Craig had to admit that it seemed the detective was right.
How had someone gotten into the church, carried the body downstairs and gotten it into the coffin without being seen?
“She was killed by a ghost,” Mike muttered.
“Seems that way,” McBride said, shaking his head. “But she’s still a real corpse. A ghost would have had to have carried in a real corpse!”
Craig’s buzzer rang then; he hit the intercom.
“Special Agent Frasier,” one of the secretaries said, “Dr. Fuller and Ms. Finnegan are here. I’ve taken the liberty of sending someone down to get them. Do I hold them out here or send them in?”
“Send them right in,” Craig said.
“Good. The shrinks can explain how ghosts work and make victims invisible, too,” McBride said, his sarcasm a cover for his exasperation. “Something’s wrong—film, tape, digital images. They had to be manipulated.”
“We have the best techs in the world,” Mike said.
“I don’t care how good you are, there’s always someone better,” McBride argued.
That was true enough, Craig thought.
“And that would point to someone who knew Le Club Vampyre,” he said aloud, glancing over at Mike.
“Or the church—when it was a church,” Mike said.
“It’s probably a new system. It’s different being a church and a nightclub,” Craig pointed out.
He was glad then to see Bentley Fuller walk in with Kieran.
“Guy looks like he’s in great shape. He’d make a solid FBI guy,” McBride commented beneath his breath, and he stood to greet Fuller.
Craig thanked them for coming. Kieran nodded at him and took a seat, but he picked up on her vibe right away. She looked uncomfortable. He wondered why. She hadn’t appeared so miserable the first time she’d come down to the FBI headquarters, back when they barely knew one another. By now, of course, she’d been here often enough. But still, there was something off about her.
Fuller walked right up to Craig’s board and stared at the image of Cary Howell.
“Wow,” Fuller murmured. “Same work—as in what the killer seemed to do. Same hand, too. I would be stunned if it wasn’t.”
Kieran was looking at the image, too.
“But here’s what different. Cary Howell was in a mausoleum.

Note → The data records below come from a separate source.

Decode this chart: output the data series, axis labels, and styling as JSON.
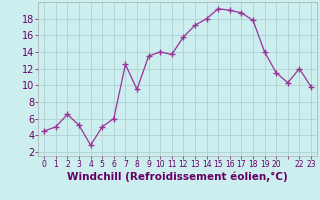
{
  "x": [
    0,
    1,
    2,
    3,
    4,
    5,
    6,
    7,
    8,
    9,
    10,
    11,
    12,
    13,
    14,
    15,
    16,
    17,
    18,
    19,
    20,
    21,
    22,
    23
  ],
  "y": [
    4.5,
    5.0,
    6.5,
    5.2,
    2.8,
    5.0,
    6.0,
    12.5,
    9.5,
    13.5,
    14.0,
    13.7,
    15.8,
    17.2,
    18.0,
    19.2,
    19.0,
    18.7,
    17.8,
    14.0,
    11.5,
    10.3,
    12.0,
    9.8
  ],
  "line_color": "#993399",
  "marker": "+",
  "marker_size": 4,
  "bg_color": "#cceeee",
  "grid_color": "#aacccc",
  "xlabel": "Windchill (Refroidissement éolien,°C)",
  "xlabel_fontsize": 7.5,
  "ylabel_ticks": [
    2,
    4,
    6,
    8,
    10,
    12,
    14,
    16,
    18
  ],
  "ytick_fontsize": 7.0,
  "xtick_fontsize": 5.5,
  "xlim": [
    -0.5,
    23.5
  ],
  "ylim": [
    1.5,
    20.0
  ],
  "xtick_labels": [
    "0",
    "1",
    "2",
    "3",
    "4",
    "5",
    "6",
    "7",
    "8",
    "9",
    "10",
    "11",
    "12",
    "13",
    "14",
    "15",
    "16",
    "17",
    "18",
    "19",
    "20",
    "",
    "22",
    "23"
  ]
}
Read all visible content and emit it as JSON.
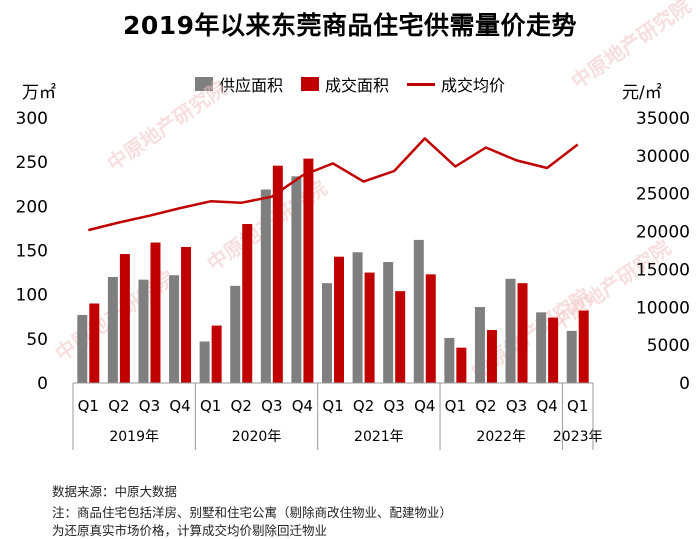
{
  "chart_data": {
    "type": "bar",
    "title": "2019年以来东莞商品住宅供需量价走势",
    "left_unit": "万㎡",
    "right_unit": "元/㎡",
    "ylim_left": [
      0,
      300
    ],
    "yticks_left": [
      0,
      50,
      100,
      150,
      200,
      250,
      300
    ],
    "ylim_right": [
      0,
      35000
    ],
    "yticks_right": [
      0,
      5000,
      10000,
      15000,
      20000,
      25000,
      30000,
      35000
    ],
    "categories": [
      "Q1",
      "Q2",
      "Q3",
      "Q4",
      "Q1",
      "Q2",
      "Q3",
      "Q4",
      "Q1",
      "Q2",
      "Q3",
      "Q4",
      "Q1",
      "Q2",
      "Q3",
      "Q4",
      "Q1"
    ],
    "years": [
      {
        "label": "2019年",
        "span": 4
      },
      {
        "label": "2020年",
        "span": 4
      },
      {
        "label": "2021年",
        "span": 4
      },
      {
        "label": "2022年",
        "span": 4
      },
      {
        "label": "2023年",
        "span": 1
      }
    ],
    "series": [
      {
        "name": "供应面积",
        "type": "bar",
        "axis": "left",
        "color": "#7f7f7f",
        "values": [
          77,
          120,
          117,
          122,
          47,
          110,
          219,
          234,
          113,
          148,
          137,
          162,
          51,
          86,
          118,
          80,
          59
        ]
      },
      {
        "name": "成交面积",
        "type": "bar",
        "axis": "left",
        "color": "#c00000",
        "values": [
          90,
          146,
          159,
          154,
          65,
          180,
          246,
          254,
          143,
          125,
          104,
          123,
          40,
          60,
          113,
          74,
          82
        ]
      },
      {
        "name": "成交均价",
        "type": "line",
        "axis": "right",
        "color": "#c00000",
        "values": [
          20200,
          21200,
          22100,
          23100,
          24000,
          23800,
          24600,
          27400,
          29000,
          26600,
          28000,
          32300,
          28600,
          31100,
          29400,
          28400,
          31500
        ]
      }
    ]
  },
  "notes": {
    "source": "数据来源：中原大数据",
    "note1": "注：商品住宅包括洋房、别墅和住宅公寓（剔除商改住物业、配建物业）",
    "note2": "为还原真实市场价格，计算成交均价剔除回迁物业"
  },
  "watermark": {
    "text": "中原地产研究院"
  }
}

The old lady who died might have lived on for years, and Cary wouldn’t have been found until then. Why hide one girl and put the other where she’d be found the next day?” Craig asked.
“He thinks he’s an artist,” Kieran said.
“What?” Mike asked.
“He’s creating something with these women—art, in his mind. Temporary exhibits, if you will,” Dr. Fuller said. “I think he realized with his first victim that no one saw the true beauty of his creation since he didn’t make sure that the body was found quickly enough,” Fuller explained. “I do believe that Cary Howell was his first victim—or, I hate to say it—an earlier victim. He has been experimenting and learning.”

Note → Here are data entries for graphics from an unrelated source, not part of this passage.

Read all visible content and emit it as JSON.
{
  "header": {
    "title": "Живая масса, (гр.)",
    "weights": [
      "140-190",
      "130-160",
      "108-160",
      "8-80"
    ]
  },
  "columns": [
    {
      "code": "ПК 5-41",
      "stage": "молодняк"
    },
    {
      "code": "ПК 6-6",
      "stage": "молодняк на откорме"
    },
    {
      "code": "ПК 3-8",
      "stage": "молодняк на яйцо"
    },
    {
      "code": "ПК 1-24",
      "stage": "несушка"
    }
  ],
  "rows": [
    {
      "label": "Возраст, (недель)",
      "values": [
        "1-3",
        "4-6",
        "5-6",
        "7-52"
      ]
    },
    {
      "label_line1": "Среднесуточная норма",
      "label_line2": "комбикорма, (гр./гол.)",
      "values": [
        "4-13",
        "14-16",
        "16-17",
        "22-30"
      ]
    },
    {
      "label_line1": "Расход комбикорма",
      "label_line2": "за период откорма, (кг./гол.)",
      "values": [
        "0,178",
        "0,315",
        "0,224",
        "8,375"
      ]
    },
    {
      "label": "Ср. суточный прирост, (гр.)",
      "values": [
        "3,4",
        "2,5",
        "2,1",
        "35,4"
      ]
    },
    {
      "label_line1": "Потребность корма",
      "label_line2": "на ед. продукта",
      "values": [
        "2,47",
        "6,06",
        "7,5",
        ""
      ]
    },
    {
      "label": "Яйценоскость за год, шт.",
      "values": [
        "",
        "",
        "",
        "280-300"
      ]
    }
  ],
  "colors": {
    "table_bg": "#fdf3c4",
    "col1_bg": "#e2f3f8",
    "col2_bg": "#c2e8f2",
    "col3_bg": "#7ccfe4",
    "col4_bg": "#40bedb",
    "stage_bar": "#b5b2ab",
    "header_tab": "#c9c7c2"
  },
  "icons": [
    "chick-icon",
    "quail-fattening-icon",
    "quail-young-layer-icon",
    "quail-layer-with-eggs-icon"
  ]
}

“Why put them in a coffin then, period?” Craig asked.
“Because they’re dead, and the dead belong in coffins, but their beauty should be remembered, honored,” Dr. Fuller said.

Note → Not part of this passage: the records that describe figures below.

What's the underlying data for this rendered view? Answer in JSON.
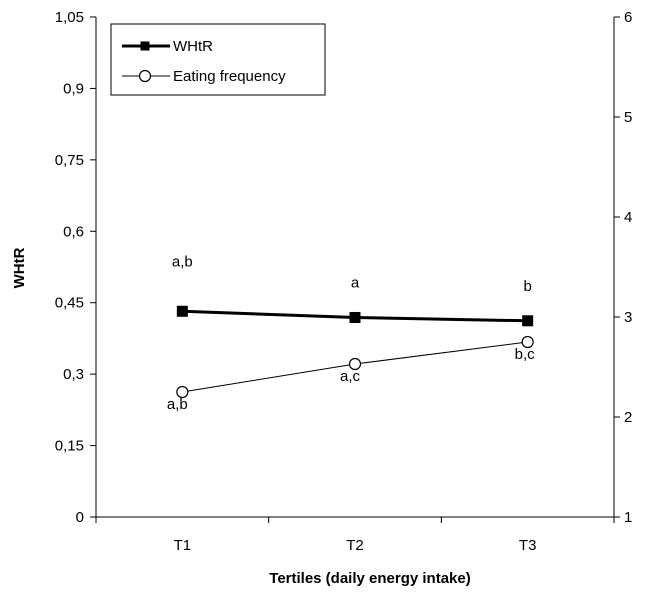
{
  "chart_data": {
    "type": "line",
    "categories": [
      "T1",
      "T2",
      "T3"
    ],
    "xlabel": "Tertiles (daily energy intake)",
    "ylabel": "WHtR",
    "ylabel_right": "",
    "ylim": [
      0,
      1.05
    ],
    "y2lim": [
      1,
      6
    ],
    "left_ticks": [
      "0",
      "0,15",
      "0,3",
      "0,45",
      "0,6",
      "0,75",
      "0,9",
      "1,05"
    ],
    "right_ticks": [
      "1",
      "2",
      "3",
      "4",
      "5",
      "6"
    ],
    "grid": false,
    "legend_position": "top-left",
    "series": [
      {
        "name": "WHtR",
        "axis": "left",
        "values": [
          0.432,
          0.419,
          0.412
        ],
        "marker": "filled-square",
        "color": "#000000",
        "annotations": [
          "a,b",
          "a",
          "b"
        ],
        "annotation_position": "above"
      },
      {
        "name": "Eating frequency",
        "axis": "right",
        "values": [
          2.25,
          2.53,
          2.75
        ],
        "marker": "open-circle",
        "color": "#000000",
        "annotations": [
          "a,b",
          "a,c",
          "b,c"
        ],
        "annotation_position": "below"
      }
    ]
  }
}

Craig glanced at Kieran. She was staring at his board. Her face was white.
“Kieran, are you all right?” he asked her.
“Fine,” she told him. She leaned forward. “I was looking at your suspect list. And the thing is—everyone in New York knew about the historical find.”
“Yes, but, everyone in New York didn’t know the layout of the church or where the wall had been broken,” Craig said.
“You have ‘mystery lover’ on the list,” she said.